How do you know who to believe?

  That's a topic that has come up here before; and it's one of the enduring problems of human existence. How do you know who is telling you the truth- when two or three or more opinions all clash, and claim expertise?  (Read Part 1, and Part 2, if you want to get the whole thing.)

  There's an excellent case in point today, from the NYT: Weapons experts raise doubts about Iron Dome.

   One of my deep secrets, I've actually been involved in technical discussions on the possibilities for "anti-missile" weapons since Reagan launched Star Wars.  I know a little about it- one thing being, you have to go a long, long, way to find any academic scientist who thinks shooting one missile with another is ever- EVER going to work.  From physicists to statisticians- they'll show you graphs and charts on why it's just plain not possible.

  The crux of the NYT article- multiple real experts say they can find little to no evidence that the Israeli "Iron Dome" missile defense worked.  Maybe not at all.  Ever.

   If you're interested- read the story.  Then think about this: who says what; and where is the "vested interest"?

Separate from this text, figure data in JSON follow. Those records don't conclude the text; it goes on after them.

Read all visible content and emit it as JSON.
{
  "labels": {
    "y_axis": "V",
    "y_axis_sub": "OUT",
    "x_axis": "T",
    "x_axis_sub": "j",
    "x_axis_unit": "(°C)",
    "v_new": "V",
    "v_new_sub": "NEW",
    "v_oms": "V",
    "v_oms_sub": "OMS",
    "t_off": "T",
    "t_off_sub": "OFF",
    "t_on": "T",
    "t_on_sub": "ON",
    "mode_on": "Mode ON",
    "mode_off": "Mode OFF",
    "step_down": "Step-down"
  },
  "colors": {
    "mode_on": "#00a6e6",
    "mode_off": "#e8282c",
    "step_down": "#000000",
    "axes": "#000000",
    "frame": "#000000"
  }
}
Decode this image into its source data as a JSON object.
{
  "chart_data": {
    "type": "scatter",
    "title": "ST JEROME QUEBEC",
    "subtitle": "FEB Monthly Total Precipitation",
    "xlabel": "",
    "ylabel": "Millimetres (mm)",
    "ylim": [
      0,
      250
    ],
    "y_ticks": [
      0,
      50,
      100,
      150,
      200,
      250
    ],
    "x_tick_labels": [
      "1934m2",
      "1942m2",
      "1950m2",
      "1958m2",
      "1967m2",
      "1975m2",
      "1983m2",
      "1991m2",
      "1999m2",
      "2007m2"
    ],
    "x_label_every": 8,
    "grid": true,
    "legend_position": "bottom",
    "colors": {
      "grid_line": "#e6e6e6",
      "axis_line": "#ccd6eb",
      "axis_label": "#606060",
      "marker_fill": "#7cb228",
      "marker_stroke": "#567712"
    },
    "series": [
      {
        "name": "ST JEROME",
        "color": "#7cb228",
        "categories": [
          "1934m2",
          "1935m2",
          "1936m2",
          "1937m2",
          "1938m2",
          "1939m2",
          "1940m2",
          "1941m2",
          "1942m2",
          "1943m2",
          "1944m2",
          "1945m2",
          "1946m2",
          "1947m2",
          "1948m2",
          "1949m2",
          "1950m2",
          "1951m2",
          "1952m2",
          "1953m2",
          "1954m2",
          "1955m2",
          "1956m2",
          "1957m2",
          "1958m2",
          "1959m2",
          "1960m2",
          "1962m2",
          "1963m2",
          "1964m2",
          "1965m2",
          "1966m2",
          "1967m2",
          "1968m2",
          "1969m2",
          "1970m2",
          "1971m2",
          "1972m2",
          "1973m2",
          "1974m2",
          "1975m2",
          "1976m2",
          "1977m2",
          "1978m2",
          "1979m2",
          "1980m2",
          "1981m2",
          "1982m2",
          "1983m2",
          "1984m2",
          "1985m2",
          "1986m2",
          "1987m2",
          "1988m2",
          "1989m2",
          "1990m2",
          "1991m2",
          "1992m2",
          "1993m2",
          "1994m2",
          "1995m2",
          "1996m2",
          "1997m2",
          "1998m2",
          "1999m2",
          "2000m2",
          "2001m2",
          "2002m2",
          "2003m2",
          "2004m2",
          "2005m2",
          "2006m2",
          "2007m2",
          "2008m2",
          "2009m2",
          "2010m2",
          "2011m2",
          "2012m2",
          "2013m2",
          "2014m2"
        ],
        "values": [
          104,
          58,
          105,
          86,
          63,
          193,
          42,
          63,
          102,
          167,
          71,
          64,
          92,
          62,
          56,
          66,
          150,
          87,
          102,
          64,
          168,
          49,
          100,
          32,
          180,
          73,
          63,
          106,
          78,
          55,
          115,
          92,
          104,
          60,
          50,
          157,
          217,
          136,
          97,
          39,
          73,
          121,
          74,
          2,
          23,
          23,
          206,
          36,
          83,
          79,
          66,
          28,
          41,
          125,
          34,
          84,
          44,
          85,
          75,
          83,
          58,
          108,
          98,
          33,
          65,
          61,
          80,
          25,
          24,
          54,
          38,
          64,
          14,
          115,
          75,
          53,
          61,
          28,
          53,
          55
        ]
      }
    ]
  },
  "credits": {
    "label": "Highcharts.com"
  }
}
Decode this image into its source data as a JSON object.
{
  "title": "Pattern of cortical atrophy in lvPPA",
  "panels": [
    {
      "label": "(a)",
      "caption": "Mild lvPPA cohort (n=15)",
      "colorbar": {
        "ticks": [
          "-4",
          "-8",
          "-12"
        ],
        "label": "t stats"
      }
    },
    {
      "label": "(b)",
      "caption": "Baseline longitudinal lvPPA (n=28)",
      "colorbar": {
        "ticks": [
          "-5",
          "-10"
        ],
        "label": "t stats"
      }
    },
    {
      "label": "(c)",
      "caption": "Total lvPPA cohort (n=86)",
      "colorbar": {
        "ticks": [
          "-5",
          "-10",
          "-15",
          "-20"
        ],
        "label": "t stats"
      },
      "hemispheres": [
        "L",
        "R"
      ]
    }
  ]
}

  It turns out this way; the people claiming "it worked!" are either the makers, who are pocketing huge profits, and want more; or the soldiers shooting them- who humanly want to believe they're doing some good (but no, they didn't see it happen, of course; and they've been extensively coached by the makers); or the politicians who are appropriating the dollars.  They have multiple reasons.

   The people claiming "it didn't work" - are pretty uniformly genuine experts in their field, who don't work for the missile manufacturers.  And who aren't getting paid to stick their necks out.  Oh- and the police in Israel; who report far more damage on the ground than the military thinks should be possible.

   Besides the "facts" presented: yes; you have to comprehend the human motivations working behind the scenes.  They're always there.